RUSTY GEAR – DELIVERY MAN ‘EP REVIEW’

RUSTY GEAR – DELIVERY MAN ‘EP REVIEW’

Wednesday July 7, 2021


American singer-songwriter Rusty Gear has just released his new EP Delivery Man.

With over one million Spotify streams and counting, Rusty continues to establish his brand of county rock. Recorded in Nashville and produced by Brad Hill, Delivery Man utilises Rusty’s pliant vocal style and equally accommodating songwriting techniques to create an assortment of tracks that veer from one end of the country spectrum to the other.

The new single from this set is the title track, which features another of Rusty’s characteristic narratives, allowing us a glimpse into the intrepidness and vulnerability of urban life as a modern-day survivor. But the EP reveals a lot more than classic country imagery and textbook musical sensibilities, perhaps most evident in tracks like Over The Pass and Open Sky.

A more self-reflective approach, as heard in the tracks Gold On The Horizon and We Know Too Much is what might endear the listener—the initiated and the newbie. For example, the candid nature of We Know Too Much, along with its stripped-back production, can entice by its appeal to common sense, logic, and emotional rawness. Coaxed on by a relaxed vocal performance and lush but unfurled instrumentation, the song’s critical line, ‘we know too much to feel that young again’, seems like a summation of the EP’s pulse: a light, legitimate romanticism ever-present amid the depictions of promised lands, pilgrims, and six-packs.

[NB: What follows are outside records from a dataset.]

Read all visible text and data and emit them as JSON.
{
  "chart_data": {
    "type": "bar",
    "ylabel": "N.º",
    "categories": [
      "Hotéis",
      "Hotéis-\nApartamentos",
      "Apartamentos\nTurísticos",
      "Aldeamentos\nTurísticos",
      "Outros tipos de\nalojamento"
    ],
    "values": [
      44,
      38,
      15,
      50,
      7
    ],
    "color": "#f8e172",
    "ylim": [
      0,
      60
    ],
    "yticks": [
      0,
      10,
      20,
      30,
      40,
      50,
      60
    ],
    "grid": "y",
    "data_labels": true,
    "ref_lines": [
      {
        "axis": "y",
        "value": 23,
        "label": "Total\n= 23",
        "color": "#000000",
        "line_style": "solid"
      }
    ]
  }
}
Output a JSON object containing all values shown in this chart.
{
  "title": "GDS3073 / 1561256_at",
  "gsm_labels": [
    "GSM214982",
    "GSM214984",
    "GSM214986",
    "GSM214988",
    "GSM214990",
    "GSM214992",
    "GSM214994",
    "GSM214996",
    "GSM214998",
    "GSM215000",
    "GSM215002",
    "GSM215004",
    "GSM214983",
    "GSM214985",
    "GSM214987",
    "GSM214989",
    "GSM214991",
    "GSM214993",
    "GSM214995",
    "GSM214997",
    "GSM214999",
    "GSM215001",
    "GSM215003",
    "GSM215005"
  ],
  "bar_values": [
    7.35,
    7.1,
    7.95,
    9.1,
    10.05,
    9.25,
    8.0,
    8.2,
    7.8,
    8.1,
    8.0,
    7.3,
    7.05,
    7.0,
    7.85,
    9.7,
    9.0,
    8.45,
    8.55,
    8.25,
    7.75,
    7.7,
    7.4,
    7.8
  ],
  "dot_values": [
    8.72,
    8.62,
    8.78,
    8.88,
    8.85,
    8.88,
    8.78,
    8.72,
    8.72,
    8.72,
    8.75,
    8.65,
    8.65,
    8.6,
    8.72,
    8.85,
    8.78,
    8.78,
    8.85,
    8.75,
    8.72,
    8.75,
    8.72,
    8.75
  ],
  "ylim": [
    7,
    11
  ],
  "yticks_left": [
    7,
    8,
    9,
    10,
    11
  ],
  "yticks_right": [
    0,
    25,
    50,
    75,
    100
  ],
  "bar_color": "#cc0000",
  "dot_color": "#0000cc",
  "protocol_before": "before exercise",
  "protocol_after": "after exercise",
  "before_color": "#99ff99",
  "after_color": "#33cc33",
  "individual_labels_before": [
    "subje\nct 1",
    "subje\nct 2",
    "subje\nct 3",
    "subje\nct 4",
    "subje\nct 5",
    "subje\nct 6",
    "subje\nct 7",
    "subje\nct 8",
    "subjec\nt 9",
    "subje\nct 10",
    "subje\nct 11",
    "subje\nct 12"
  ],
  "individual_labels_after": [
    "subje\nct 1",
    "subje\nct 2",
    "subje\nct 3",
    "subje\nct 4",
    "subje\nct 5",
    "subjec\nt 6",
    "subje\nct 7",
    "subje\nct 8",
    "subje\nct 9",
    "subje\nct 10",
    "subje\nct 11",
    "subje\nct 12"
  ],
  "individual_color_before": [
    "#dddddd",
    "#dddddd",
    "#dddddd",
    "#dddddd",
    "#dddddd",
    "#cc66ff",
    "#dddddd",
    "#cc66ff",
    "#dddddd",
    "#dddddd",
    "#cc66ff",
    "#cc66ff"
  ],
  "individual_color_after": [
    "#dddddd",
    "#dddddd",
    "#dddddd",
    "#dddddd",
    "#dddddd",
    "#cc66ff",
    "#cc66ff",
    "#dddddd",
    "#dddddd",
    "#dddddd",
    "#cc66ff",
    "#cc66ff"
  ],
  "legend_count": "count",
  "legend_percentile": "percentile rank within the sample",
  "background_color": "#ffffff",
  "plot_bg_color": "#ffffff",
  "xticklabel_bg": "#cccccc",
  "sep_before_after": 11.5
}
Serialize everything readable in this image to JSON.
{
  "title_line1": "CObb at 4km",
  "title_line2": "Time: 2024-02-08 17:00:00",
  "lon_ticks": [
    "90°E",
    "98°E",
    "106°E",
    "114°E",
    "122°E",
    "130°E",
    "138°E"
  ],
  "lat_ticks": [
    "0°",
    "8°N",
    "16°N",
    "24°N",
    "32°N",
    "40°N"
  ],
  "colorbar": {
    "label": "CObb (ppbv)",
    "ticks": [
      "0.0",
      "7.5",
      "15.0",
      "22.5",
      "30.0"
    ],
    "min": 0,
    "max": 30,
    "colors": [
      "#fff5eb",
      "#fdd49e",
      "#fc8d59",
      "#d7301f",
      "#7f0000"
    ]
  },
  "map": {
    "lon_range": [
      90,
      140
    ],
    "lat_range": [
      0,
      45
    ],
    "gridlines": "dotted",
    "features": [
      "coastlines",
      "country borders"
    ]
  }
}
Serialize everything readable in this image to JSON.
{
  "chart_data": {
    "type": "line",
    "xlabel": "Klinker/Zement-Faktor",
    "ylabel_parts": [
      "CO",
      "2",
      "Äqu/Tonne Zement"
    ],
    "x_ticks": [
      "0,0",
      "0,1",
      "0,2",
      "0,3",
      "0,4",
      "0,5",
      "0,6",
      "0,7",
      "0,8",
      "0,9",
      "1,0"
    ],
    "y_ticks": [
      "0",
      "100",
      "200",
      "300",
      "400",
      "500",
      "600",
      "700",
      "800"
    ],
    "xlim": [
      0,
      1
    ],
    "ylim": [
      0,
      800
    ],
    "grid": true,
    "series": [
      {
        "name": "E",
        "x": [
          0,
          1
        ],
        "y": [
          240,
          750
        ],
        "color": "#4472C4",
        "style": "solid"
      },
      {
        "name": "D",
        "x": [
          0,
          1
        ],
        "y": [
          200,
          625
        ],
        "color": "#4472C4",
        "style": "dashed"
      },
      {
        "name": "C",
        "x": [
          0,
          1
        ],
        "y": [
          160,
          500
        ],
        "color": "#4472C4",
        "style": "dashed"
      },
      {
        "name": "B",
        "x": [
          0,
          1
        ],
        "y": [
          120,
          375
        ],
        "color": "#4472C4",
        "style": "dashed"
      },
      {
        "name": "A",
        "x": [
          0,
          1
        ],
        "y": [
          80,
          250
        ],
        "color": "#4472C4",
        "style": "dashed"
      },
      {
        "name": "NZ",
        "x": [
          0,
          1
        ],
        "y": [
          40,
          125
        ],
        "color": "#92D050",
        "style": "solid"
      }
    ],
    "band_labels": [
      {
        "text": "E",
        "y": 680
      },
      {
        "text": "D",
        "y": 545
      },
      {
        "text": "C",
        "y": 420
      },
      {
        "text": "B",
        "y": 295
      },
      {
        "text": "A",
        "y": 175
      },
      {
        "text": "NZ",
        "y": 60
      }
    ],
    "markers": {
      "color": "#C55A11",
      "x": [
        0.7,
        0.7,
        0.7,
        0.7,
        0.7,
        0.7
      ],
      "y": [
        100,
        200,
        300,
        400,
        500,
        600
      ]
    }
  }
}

These two sides are, of course, not necessarily at odds; the contrast makes for a record that is well-tempered and disparate enough as far as groove, production, and performances are concerned. The songs contain traces of pure country, country pop and dashes of blues-rock that imbue most of them with an edge that is not so dominant that it subtracts from the main focus, which one can safely assume is the songwriting.